Three Hard Lessons from Running Async Python in Production

Building Hawkeye involved a lot of async Python: an async web framework, an async database driver, an async job queue, and an async agent that runs for minutes at a time. Most of it worked smoothly. Three things did not, and each failure taught us something we hadn't known before.

Lesson One: Connection Pools Don't Survive Event Loop Changes

The first time a background worker executed a test run, everything worked. The second time, it crashed with a cryptic error about a closed connection.

The root cause took a while to find. Our job queue uses a process model where each task creates a brand new event loop. The database connection pool was created during the first task's event loop. On the second task, the pool tried to reuse connections from the old, now-closed loop — and the database driver correctly rejected them.

The fix was conceptually simple once we understood the problem: don't pool connections across tasks. Use a pool that opens a fresh connection for every operation and closes it immediately. More overhead per query, but no cross-task state.

The same bug existed in the Redis client. The global connection singleton was bound to the first task's event loop. We fixed it by detecting when the current loop differs from when the connection was created, and recreating the connection pool when that happens.

The lesson: in a process-based task queue with asyncio, treat every task as a fresh process. Any connection created outside a task's event loop will eventually fail.

Lesson Two: Scheduling a Task Is Not Executing It

Our live trace streaming system showed a strange symptom: every log event appeared one step late. The "observe" event showed up just as the "reason" phase started. The "reason" event appeared when "act" began.

The agent was working correctly. The streaming was working correctly. But there was a one-step lag that made the live feed feel disconnected from reality.

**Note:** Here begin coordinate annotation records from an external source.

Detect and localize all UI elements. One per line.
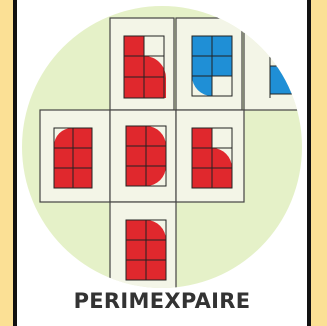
tile-grid: [22, 6, 302, 288]
tile-blue-top-right: [244, 18, 302, 110]
game-title: PERIMEXPAIRE: [17, 289, 307, 313]
game-card[interactable]: PERIMEXPAIRE: [13, 0, 311, 326]
badge-circle: [22, 6, 302, 288]
red-piece-bottom: [126, 220, 166, 280]
red-piece-arch-left: [54, 128, 92, 188]
red-piece-notched: [126, 126, 166, 186]
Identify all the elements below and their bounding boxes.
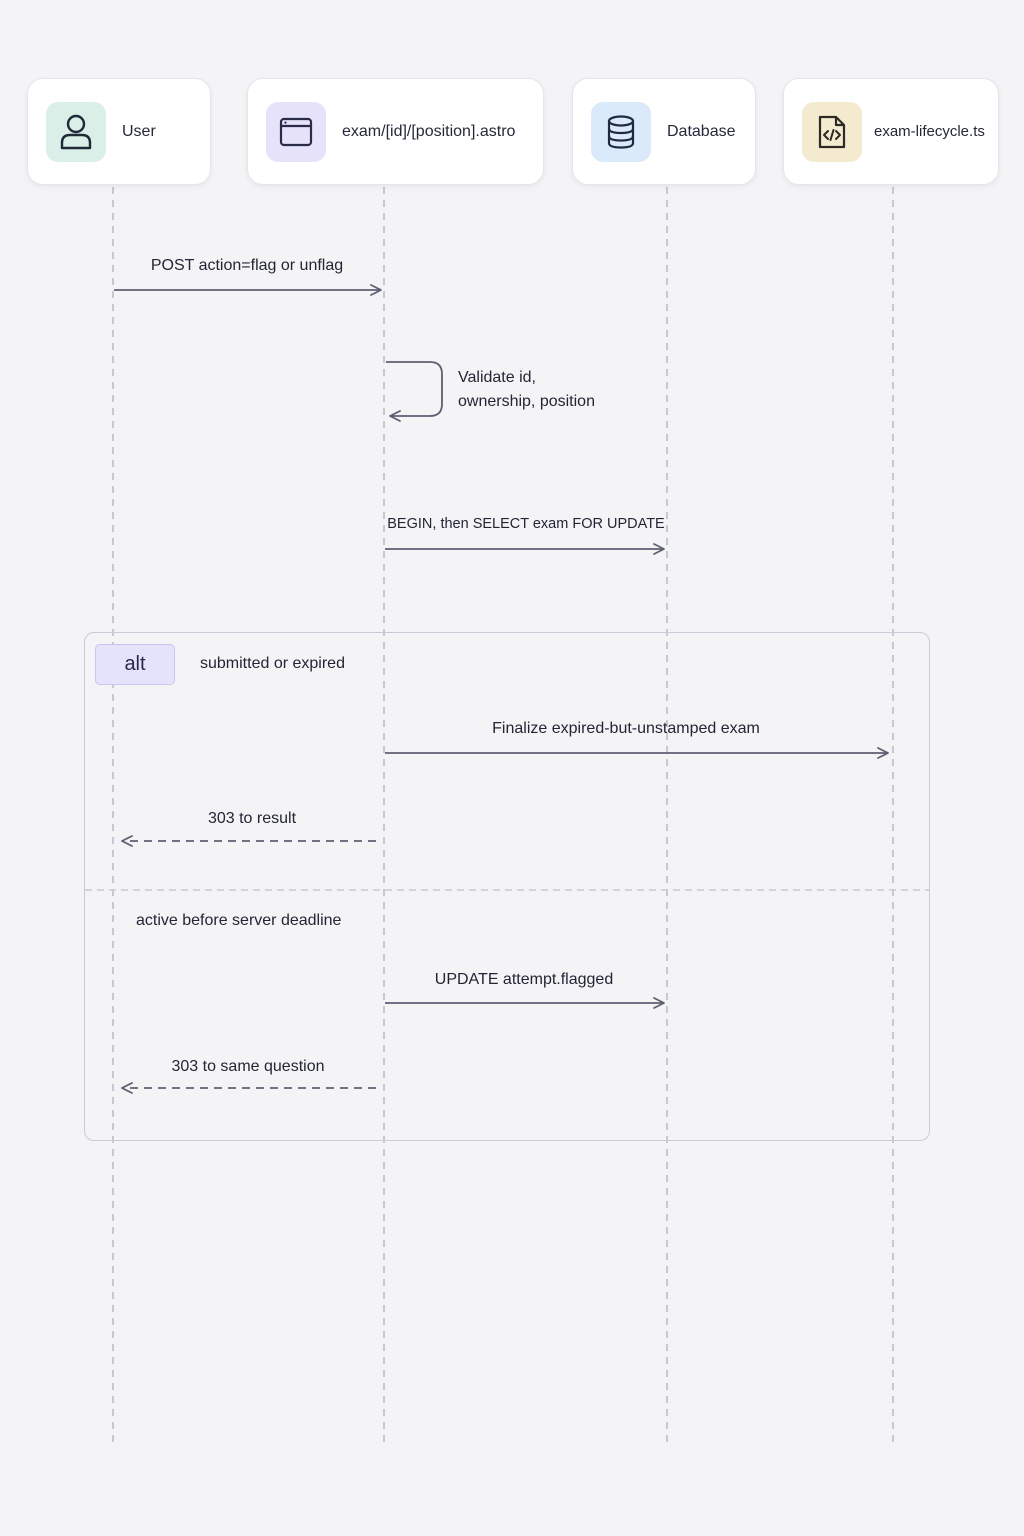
message-label-self-validate: Validate id, ownership, position [458,366,595,414]
guard-submitted-or-expired: submitted or expired [200,655,345,672]
participant-database: Database [572,78,756,185]
person-icon [46,101,106,162]
alt-tag: alt [95,644,175,685]
message-label-303-same: 303 to same question [171,1058,325,1075]
participant-label-lifecycle: exam-lifecycle.ts [874,123,985,140]
participant-page: exam/[id]/[position].astro [247,78,544,185]
message-label-post-action: POST action=flag or unflag [150,257,344,274]
database-icon [591,101,651,162]
participant-label-user: User [122,122,156,140]
participant-user: User [27,78,211,185]
guard-active-before-deadline: active before server deadline [136,912,342,929]
message-label-update-flagged: UPDATE attempt.flagged [434,971,614,988]
message-label-finalize: Finalize expired-but-unstamped exam [492,720,760,737]
browser-window-icon [266,101,326,162]
self-validate-line-2: ownership, position [458,393,595,410]
participant-lifecycle: exam-lifecycle.ts [783,78,999,185]
self-validate-line-1: Validate id, [458,369,536,386]
participant-label-page: exam/[id]/[position].astro [342,122,516,140]
code-file-icon [802,101,862,162]
alt-frame [84,632,930,1141]
message-label-begin-select: BEGIN, then SELECT exam FOR UPDATE [387,516,665,532]
participant-label-database: Database [667,122,736,140]
arrow-self-validate [386,361,443,422]
message-label-303-result: 303 to result [207,810,297,827]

The root cause was a single line of code. When emitting a real-time event, we were scheduling the network publish rather than awaiting it. In Python's async model, a scheduled task only runs when the event loop gets control — which happens at the next await point. In our observe phase, the next await was the browser action call. In the reason phase, it was the LLM invocation.

The fix was a single zero-second sleep after each emit. This yields control to the event loop for one iteration, forcing all pending scheduled tasks to execute before the next operation begins. It's a pattern that appears in async Python documentation but is easy to miss in practice.

The lesson: scheduling and executing are not the same thing. If you need an async task to complete before the next operation, await it or explicitly yield to the event loop.

Lesson Three: Always Drain Subprocess Output

On Windows, the agent would occasionally hang completely — no response from the browser control subprocess, no error message, just silence.

The cause was a 65-kilobyte pipe buffer. The browser control process was writing diagnostic messages to its error output. Nobody was reading them. When the buffer filled, the subprocess blocked on its next write attempt. Because output streams share the same underlying process, the main output channel stopped producing responses too.

The fix was a background task that continuously reads the error output for the lifetime of the subprocess, discarding or logging each line as it arrives. Simple, but easy to overlook.

The lesson generalizes beyond Windows: whenever you spawn a subprocess, read all its output streams, always. Unread output will eventually block the process, and the failure mode — silent hang with no error message — is one of the hardest to diagnose.

The Pattern Across All Three

All three bugs shared a structure: a resource that worked correctly in isolation, failed silently when the environment changed, and took significant investigation to diagnose because the error message pointed to a symptom rather than a cause.

That's the nature of production async systems. The unit tests pass. The happy path works. The failures appear in the combination of concurrency, process model, and platform behavior that only shows up under real load. The best defense is aggressive logging and an understanding of where your runtime's assumptions can break.